“Why don't you be my guest at the Harvesters' Luncheon and Fashion Show?” Pamela asks me one day. “It’s a charity event, in support of the Second Harvest Food Bank.” And that's how I, the daughter of an itinerant preacher, find myself seated in a lavishly decorated tent in Newport Beach, surrounded by some of Orange County’s most affluent women.
I stare in wide-eyed wonderment at the $500.00 per-ticket meal in front of me. Minnow-sized filet of Chilean Sea Bass, perched on slivers of au gratin potatoes. A side dish of asparagus—three pencil-thin spears, to be exact. My stomach growls, and I’m embarrassed. No doubt, my cheeks are as red as the discount stickers on the bottoms of my new shoes.
The chandelier dims, and a waifish little girl appears on the projection screen, alongside the caption: Do You Know The Face of Hunger? Her clothes are torn, and she stares into the distance with vacant eyes, as if clinging to the hollow safety of her thoughts.
I recognize instantly the world-weary look in her liquid brown eyes, and when she dabs tinted foundation on her brother’s chickenpox blisters so he can take advantage of the school lunch program, my stomach twists with remembered pain. The silk-draped walls disappear, replaced in that moment by sawdust and canvas. I know this girl, I say to myself, I know her story.
I’m writing that story now. Or polishing it, to be more precise, which is why I wheeled my roadster to Second Harvest Food Bank a few weeks back. An abandoned Navy facility, the warehouse has been updated, expanded and refurbished, thanks to charitable individuals and corporations. I am here to watch the video again, and to verify my notes. But I come away with so much more.
As one of the staff members leads me around the warehouse, I am awestruck by the outpouring of generosity represented there. So much nutritious, delicious food in one place...I swear, the little girl in me feels as if her knees might buckle.

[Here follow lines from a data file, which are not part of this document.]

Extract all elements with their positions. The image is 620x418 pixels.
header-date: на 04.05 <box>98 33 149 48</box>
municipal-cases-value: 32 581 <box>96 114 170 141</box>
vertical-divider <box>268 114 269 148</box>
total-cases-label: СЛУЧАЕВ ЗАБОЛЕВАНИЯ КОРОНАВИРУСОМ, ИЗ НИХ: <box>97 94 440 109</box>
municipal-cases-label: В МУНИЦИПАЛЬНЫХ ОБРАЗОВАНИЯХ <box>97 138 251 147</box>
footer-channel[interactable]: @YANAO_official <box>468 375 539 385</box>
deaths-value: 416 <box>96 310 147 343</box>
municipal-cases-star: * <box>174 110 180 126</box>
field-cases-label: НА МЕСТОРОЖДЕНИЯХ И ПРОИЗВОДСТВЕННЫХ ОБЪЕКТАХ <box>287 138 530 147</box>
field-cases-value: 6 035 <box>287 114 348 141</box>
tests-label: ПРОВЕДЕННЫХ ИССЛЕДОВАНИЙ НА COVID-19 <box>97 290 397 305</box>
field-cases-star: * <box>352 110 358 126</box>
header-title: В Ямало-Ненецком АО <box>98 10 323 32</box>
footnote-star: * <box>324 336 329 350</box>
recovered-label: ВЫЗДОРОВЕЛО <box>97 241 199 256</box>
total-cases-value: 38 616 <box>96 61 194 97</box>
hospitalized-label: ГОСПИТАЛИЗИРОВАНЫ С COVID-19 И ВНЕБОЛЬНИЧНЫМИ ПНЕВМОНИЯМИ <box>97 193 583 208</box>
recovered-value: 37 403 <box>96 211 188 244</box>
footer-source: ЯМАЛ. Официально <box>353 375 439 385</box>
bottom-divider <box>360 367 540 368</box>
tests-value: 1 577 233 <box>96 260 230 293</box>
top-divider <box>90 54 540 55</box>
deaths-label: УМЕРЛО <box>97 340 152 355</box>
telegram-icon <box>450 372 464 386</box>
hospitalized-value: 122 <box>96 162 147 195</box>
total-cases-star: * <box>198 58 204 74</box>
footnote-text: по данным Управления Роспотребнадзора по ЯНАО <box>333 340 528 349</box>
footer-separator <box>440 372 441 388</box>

I describe for Meredith the hunger I experienced growing up. We relied on government subsidies, I say, like bulgur and cheese. Free lunch tickets and food stamps, which extracted a price we couldn’t always pay. We ate the crumbs off other people’s tables: stale cornflakes and limp vegetables; leftover cornbread, drowned in a sea of powdered milk. Church suppers were wonderful—we feasted on noodle casseroles and layered Jello salads until we fell into a satisfied stupor. And when the occasional Good Samaritan stopped by, we gorged ourselves on preacher’s cake and ‘nana pudding. Feast and famine, that was my story.
Truth be told, I say, the face of hunger haunts me even now. I squirrel away food for a rainy day, eat more than I sometimes should; and though I'm now blessed with abundance, I can’t seem to shake that niggling fear that this next meal might be my last. I see her reflection every single day, mirrored in the faces of my neighbors. Immigrants who huddle near the hardware store, hoping for work; the Vietnam vet who sells oranges near the freeway on-ramp; an entire family, spirited away in the middle of the night because they couldn’t afford their mortgage. I ache for them, and I’m glad Second Harvest makes food available to anyone and everyone--no strings attached, save for the ties that bind us all together.
Funny, isn’t it, how life sometimes brings us full circle? When Meredith asked me to tell my story at Second Harvest’s “No Lunch” Lunch today, I instantly agreed. I'm deeply honored, but truth be told, I'm also a bit frightened. It’s the first time I’ve spoken about all this in public. I’m praying my hands won’t shake, that my voice won't tremble. I want so much to be invisible, to allow “the face of hunger” to take center stage. It's an awareness event, but it's also a fund-raiser. High stakes. I see it as an opportunity to give back to everyone who fed that hungry little girl, a chance to break bread with those who recognize that hunger lives next door, still and always. An outpouring of my heart...from “the least of them,” in gratitude.